Pas question de foncer sur Anchorage. Un petit détour s’impose. Hatcher Pass Road, que nous ne connaissons pas, nous attire. Une belle route qui nous ramène chez nous, dans des paysages alpins, inhabituelle en Alaska. Mais toujours pas d’ours. Pourtant ils vivent ici.

Les arbres disparaissent rapidement pour laisser la place à la nudité de la montagne. Nous ne pouvons bivouaquer que sur une large esplanade asphaltée. Pas très intime, mais original…

 

 

A défaut de plantigrades, voici les oiseaux de Potter Marsh, un vaste marécage en bord de mer.  Ils marquent notre entrée dans la péninsule de Kenai.

 

 

 

 

La présence de la mer change totalement les paysages. Pendant une soixantaine de kilomètres nous suivons le Turnagain Arm, superbe bras de mer que le mascaret remonte deux fois par jour à une vitesse impressionnante. Pour l’admirer, nous n’hésiterons pas à nous réveiller à 0530 heures, en pleine nuit !

La Seward Highway, puis la Sterling Highway qui nous mènent vers Homer se faufilent dans la forêt, traversent rarement quelques bourgs, s’ouvrent sur des coups d’oeil somptueux, permettent quelques belles rencontres. Mais elles sont trop lisses pour assouvir ma soif d’aventure.

 

 

 

 

Alors, nous profitons de chaque occasion pour les quitter. Comme en empruntant cette piste à peine dessinée sur la carte.

 

 

Pendant des kilomètres elle s’enfonce dans la forêt. La végétation nous serre de près. Christine est un peu inquiète… Nous sommes en territoires d’ours. Un magnifique lac et un somptueux pique-nique sont notre récompense.

 

 

Pas d’ours. Un chasseur solitaire nous confirme n’avoir vu que des traces.
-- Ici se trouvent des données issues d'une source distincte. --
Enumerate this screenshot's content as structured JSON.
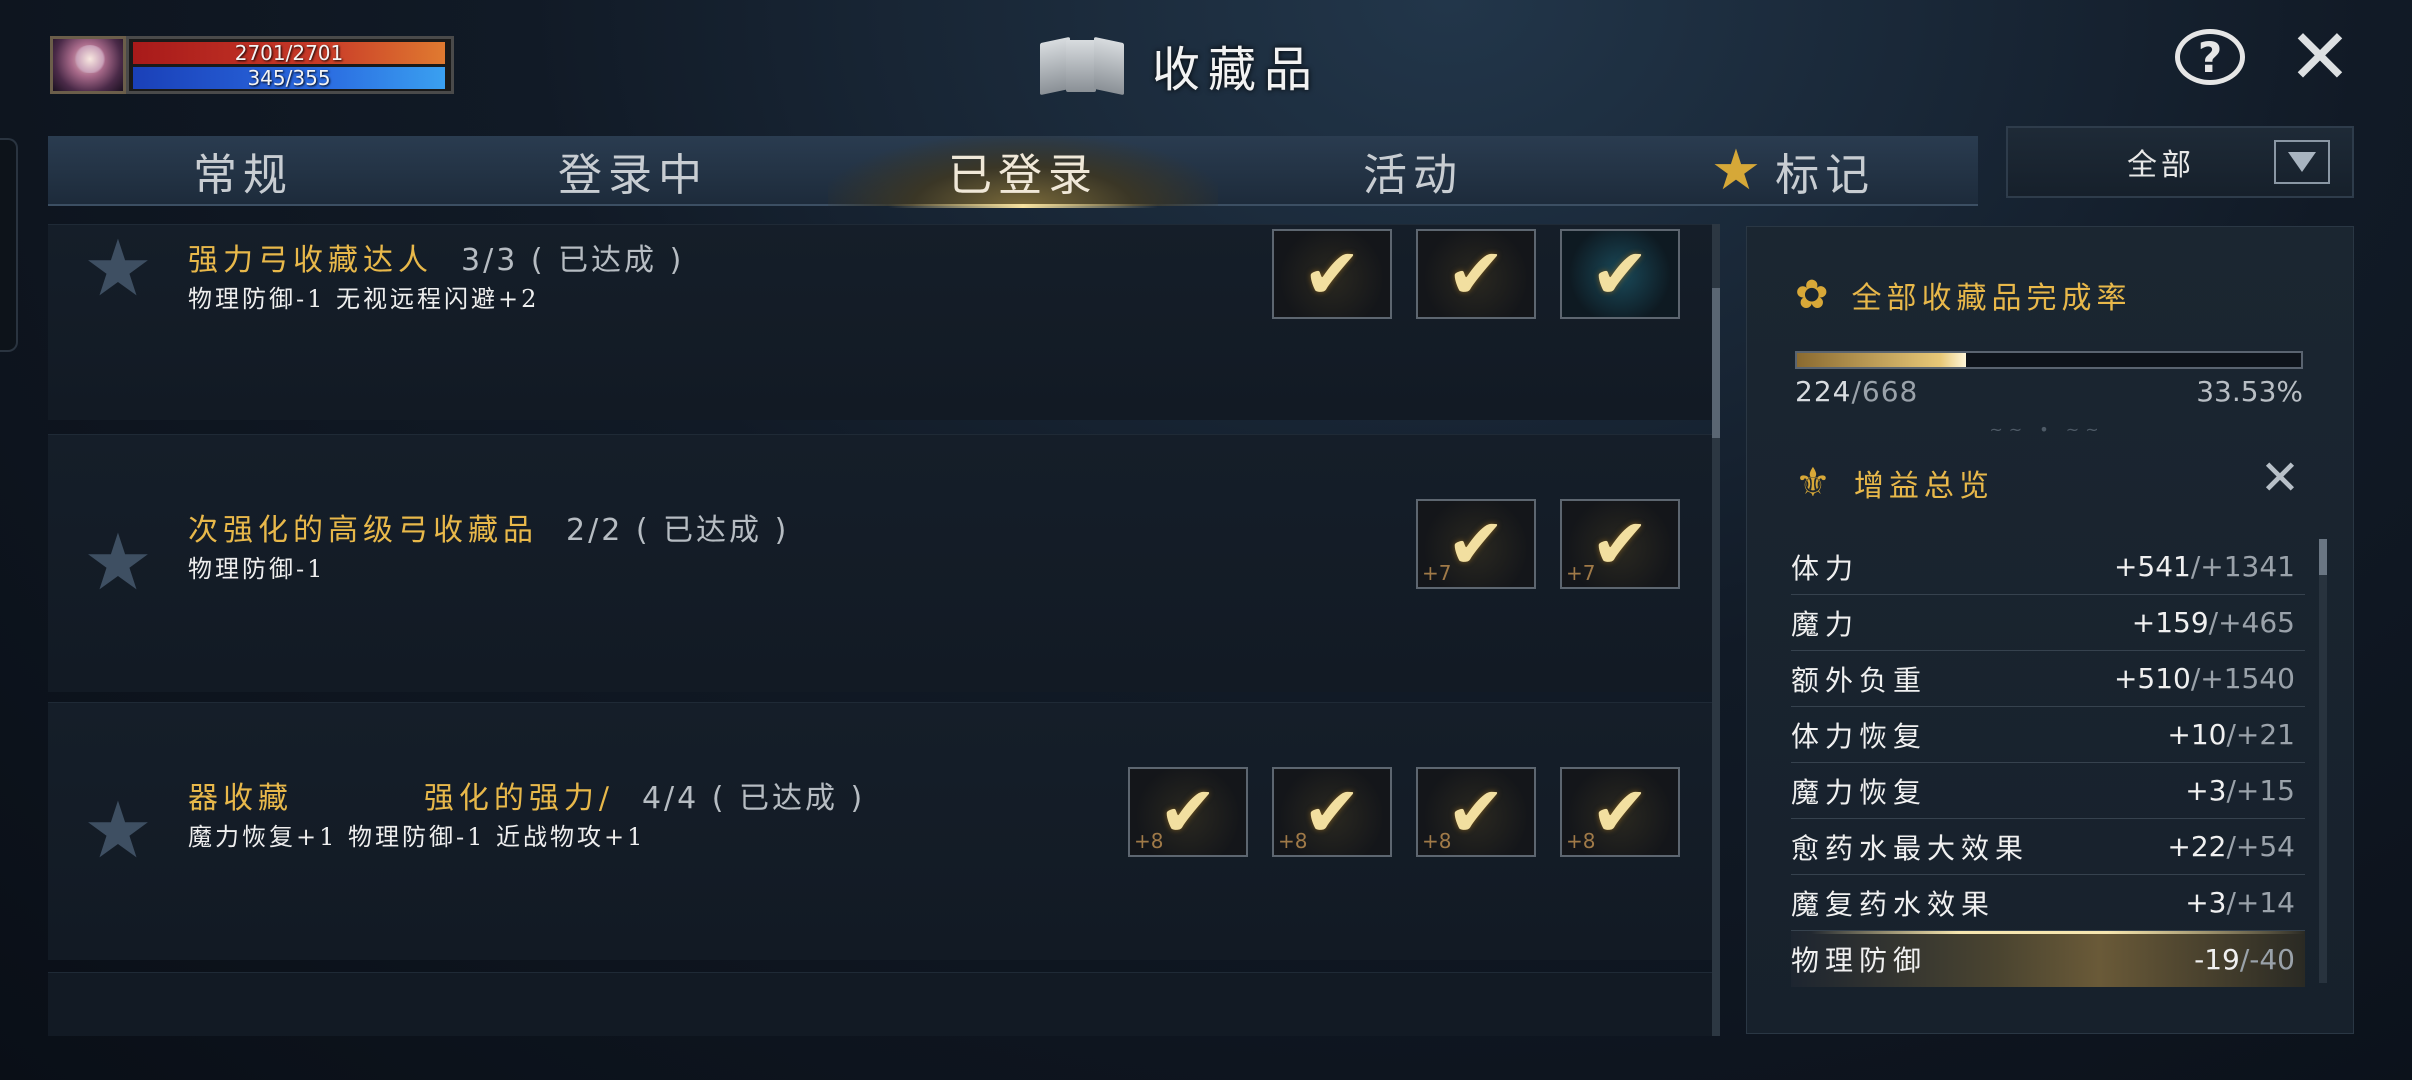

Ou alors, en parcourant l’ancienne Sterling Highway, devenue piste non entretenue. Les traces d’un gigantesque incendie sont encore très visibles. A travers les troncs calcinés des arbres, le regard se perd dans des paysages sans fin. Mais, tantôt à pieds, jusqu’à la Kenai River, tantôt les yeux collés aux jumelles, nous ne verrons aucun animal.
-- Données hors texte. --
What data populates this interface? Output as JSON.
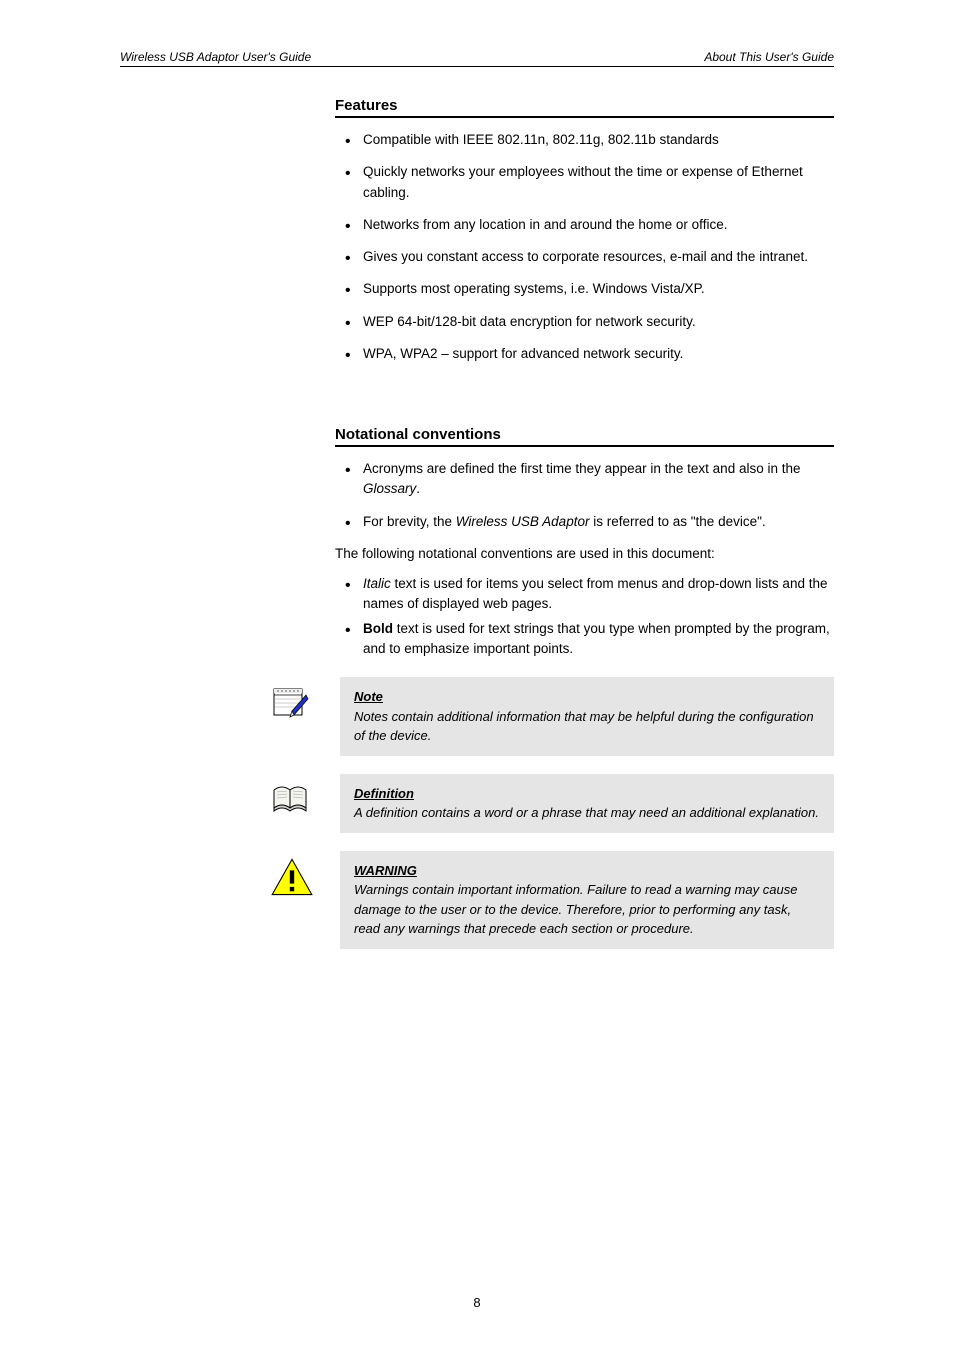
{
  "header": {
    "left": "Wireless USB Adaptor User's Guide",
    "right": "About This User's Guide"
  },
  "section_features": {
    "title": "Features",
    "items": [
      "Compatible with IEEE 802.11n, 802.11g, 802.11b standards",
      "Quickly networks your employees without the time or expense of Ethernet cabling.",
      "Networks from any location in and around the home or office.",
      "Gives you constant access to corporate resources, e-mail and the intranet.",
      "Supports most operating systems, i.e. Windows Vista/XP.",
      "WEP 64-bit/128-bit data encryption for network security.",
      "WPA, WPA2 – support for advanced network security."
    ]
  },
  "section_conventions": {
    "title": "Notational conventions",
    "items_a": [
      {
        "pre": "Acronyms are defined the first time they appear in the text and also in the ",
        "italic": "Glossary",
        "post": "."
      },
      {
        "pre": "For brevity, the ",
        "italic": "Wireless USB Adaptor",
        "post_plain": " is referred to as \"the device\"."
      }
    ],
    "intro_b": "The following notational conventions are used in this document:",
    "items_b": [
      {
        "italic": "Italic ",
        "rest": "text is used for items you select from menus and drop-down lists and the names of displayed web pages."
      },
      {
        "bold": "Bold",
        "rest": " text is used for text strings that you type when prompted by the program, and to emphasize important points."
      }
    ]
  },
  "callouts": {
    "note_label": "Note",
    "note_body": "Notes contain additional information that may be helpful during the configuration of the device.",
    "def_label": "Definition",
    "def_body": "A definition contains a word or a phrase that may need an additional explanation.",
    "warn_label": "WARNING",
    "warn_body": "Warnings contain important information. Failure to read a warning may cause damage to the user or to the device. Therefore, prior to performing any task, read any warnings that precede each section or procedure."
  },
  "page_number": "8"
}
Nous sommes en Alaska et on ne s’ennuie jamais, même lorsque nous roulons sur un large ruban goudronné, assez fréquenté d’ailleurs. Johnson Lake, un charmant lac déniché pour notre bivouac journalier, une crique cachée à Ninilchik et sa  plage  peuplée d’oiseaux marins, dominée par le Mont Redoubt,volcan actif dont la dernière éruption remonte à 2009.

 

 

 

 

Homer peut se réjouir  d’un cadre naturel splendide, entouré de glaciers en bordure de mer. C’est son seul attrait. L’étroit doigt de terre qui s’enfonce dans la baie de Kachemak pourrait en être un autre. Mais la multitude de maisonnettes offrant un service touristique et des centaines de voitures garées partout gâchent le spectacle.

 

 

 

 

Comme partout en Alaska, la pandémie a fait des ravages. Hôtels fonctionnant au ralenti par manque de personnel, restaurants et magasins fermés. C’est flagrant, même pour l’observateur inattentif.
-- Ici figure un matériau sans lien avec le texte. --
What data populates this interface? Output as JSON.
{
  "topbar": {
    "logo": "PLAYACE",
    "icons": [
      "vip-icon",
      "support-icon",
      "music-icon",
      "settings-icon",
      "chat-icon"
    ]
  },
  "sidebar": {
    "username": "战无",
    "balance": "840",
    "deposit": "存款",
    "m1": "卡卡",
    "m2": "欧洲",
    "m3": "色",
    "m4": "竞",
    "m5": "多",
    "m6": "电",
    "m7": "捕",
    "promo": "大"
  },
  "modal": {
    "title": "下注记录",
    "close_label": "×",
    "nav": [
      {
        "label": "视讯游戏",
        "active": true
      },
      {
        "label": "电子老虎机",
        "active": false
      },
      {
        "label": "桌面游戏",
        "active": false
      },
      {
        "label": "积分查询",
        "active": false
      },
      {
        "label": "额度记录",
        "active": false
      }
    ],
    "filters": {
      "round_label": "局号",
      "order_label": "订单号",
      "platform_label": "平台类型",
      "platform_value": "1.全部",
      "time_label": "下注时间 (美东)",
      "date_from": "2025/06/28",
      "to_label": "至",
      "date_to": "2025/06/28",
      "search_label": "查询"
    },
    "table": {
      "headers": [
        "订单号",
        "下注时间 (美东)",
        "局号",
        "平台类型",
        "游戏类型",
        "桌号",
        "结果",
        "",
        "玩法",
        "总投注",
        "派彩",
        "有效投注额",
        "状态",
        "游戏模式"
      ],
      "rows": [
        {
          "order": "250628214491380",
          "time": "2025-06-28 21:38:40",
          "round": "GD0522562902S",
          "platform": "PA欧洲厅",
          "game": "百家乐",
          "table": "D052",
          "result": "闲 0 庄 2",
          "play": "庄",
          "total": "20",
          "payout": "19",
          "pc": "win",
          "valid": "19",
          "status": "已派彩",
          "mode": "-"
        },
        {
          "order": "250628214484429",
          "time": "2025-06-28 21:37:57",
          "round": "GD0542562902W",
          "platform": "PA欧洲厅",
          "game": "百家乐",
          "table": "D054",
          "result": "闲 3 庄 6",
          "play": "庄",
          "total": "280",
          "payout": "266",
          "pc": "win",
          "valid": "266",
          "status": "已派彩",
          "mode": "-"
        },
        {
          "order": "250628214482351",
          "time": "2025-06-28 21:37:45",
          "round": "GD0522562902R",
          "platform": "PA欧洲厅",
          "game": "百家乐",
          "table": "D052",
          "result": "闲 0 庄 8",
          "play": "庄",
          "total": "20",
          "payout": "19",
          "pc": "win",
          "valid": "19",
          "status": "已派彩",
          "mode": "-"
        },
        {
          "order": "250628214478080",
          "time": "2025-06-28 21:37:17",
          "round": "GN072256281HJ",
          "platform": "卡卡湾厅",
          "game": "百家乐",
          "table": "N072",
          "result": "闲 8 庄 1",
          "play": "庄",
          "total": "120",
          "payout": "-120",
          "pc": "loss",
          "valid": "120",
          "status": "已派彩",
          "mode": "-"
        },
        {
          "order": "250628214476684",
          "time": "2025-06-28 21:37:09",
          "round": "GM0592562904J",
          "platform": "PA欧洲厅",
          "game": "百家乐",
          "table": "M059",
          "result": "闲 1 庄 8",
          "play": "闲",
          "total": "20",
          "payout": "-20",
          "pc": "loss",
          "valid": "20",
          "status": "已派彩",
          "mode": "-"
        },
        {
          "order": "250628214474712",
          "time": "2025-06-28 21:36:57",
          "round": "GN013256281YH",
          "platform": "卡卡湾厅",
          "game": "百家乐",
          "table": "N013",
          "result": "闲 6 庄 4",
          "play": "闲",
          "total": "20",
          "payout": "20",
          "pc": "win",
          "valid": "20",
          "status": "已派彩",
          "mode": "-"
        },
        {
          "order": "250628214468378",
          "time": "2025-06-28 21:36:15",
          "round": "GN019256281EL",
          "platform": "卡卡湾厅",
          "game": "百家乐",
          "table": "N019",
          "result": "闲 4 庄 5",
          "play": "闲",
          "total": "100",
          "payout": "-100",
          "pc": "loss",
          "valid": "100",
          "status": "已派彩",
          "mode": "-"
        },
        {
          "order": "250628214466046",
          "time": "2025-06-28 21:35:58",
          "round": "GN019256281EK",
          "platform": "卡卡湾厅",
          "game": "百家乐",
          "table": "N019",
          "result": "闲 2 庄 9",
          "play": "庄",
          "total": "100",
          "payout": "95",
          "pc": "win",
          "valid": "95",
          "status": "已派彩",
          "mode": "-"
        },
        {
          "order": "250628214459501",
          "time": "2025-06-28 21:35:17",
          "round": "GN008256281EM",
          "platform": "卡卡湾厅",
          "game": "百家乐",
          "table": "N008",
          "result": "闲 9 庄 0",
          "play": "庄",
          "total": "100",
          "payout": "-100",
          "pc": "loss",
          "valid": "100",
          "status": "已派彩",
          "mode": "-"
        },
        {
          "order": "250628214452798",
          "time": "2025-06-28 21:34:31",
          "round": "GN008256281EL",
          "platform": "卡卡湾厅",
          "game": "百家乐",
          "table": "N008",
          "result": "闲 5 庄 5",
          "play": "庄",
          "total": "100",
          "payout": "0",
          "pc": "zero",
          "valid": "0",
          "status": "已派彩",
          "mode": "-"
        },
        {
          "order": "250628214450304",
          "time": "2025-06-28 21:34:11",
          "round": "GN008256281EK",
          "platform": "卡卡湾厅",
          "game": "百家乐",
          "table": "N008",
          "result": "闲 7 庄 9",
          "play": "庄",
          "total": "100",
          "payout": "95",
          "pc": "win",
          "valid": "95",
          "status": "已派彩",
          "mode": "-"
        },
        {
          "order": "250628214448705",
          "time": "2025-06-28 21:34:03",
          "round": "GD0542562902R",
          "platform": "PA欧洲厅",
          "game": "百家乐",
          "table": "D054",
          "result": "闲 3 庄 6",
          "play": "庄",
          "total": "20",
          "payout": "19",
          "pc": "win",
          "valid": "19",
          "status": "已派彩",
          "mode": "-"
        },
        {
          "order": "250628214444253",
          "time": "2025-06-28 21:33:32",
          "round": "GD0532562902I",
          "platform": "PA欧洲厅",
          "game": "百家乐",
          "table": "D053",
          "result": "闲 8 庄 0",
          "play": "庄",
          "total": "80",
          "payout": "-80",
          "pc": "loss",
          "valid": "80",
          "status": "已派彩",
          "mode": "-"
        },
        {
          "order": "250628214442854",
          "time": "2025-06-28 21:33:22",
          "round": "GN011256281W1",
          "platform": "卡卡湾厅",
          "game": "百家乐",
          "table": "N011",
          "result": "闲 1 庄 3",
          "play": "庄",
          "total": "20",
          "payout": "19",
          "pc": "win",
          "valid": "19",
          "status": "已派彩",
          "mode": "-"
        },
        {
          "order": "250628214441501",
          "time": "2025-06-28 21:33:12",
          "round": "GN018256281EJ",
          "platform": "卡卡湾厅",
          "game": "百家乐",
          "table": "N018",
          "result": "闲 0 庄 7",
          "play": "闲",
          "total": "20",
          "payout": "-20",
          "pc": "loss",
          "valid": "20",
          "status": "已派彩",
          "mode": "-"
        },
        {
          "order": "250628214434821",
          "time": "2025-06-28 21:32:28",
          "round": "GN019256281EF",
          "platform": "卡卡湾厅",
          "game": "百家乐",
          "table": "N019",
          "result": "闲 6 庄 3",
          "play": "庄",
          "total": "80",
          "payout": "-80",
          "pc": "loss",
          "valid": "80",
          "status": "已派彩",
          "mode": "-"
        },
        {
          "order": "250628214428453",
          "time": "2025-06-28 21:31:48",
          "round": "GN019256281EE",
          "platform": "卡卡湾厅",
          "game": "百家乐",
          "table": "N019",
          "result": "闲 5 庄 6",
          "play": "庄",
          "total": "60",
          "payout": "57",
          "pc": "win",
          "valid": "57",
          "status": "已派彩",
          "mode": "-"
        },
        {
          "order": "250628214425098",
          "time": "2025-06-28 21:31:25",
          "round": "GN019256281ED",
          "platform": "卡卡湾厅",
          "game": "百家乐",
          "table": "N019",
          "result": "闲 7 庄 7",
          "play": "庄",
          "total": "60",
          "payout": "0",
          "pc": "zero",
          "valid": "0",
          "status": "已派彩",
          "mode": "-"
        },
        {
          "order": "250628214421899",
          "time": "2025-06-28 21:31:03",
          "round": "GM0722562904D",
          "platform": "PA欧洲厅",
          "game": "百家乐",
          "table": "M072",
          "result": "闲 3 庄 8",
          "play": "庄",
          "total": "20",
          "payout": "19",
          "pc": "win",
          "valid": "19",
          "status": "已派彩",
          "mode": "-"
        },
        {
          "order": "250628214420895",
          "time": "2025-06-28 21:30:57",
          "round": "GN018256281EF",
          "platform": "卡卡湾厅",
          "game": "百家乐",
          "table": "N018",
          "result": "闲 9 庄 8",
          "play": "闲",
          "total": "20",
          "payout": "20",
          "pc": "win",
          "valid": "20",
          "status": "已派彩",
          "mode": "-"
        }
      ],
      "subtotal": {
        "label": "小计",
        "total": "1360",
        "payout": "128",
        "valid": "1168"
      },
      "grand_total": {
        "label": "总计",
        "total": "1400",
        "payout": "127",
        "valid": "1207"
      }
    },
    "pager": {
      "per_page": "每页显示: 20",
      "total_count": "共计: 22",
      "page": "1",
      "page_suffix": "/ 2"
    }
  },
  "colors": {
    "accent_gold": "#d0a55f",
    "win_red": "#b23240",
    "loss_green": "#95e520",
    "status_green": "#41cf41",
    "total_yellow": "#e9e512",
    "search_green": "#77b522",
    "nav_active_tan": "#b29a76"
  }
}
Fuyons, il est temps de revenir sur Anchorage.

La pluie nous pousse à changer encore une fois de programme. Nous faisons un détour jusqu’à Seward au lieu d’explorer les plages du Cook Inlet. Une morne journée qui nous ne laissera pas des souvenirs impérissables…

 

Notre dernier rendez-vous est Portage Glacier.

 

 

 

 

Ici, il y a dix ans, revenant de Whittier sous une pluie battante, nous nous étions arrêtés boire un whisky pour nous remonter le moral. Nous ne pouvions pas faire autrement que célébrer ce moment.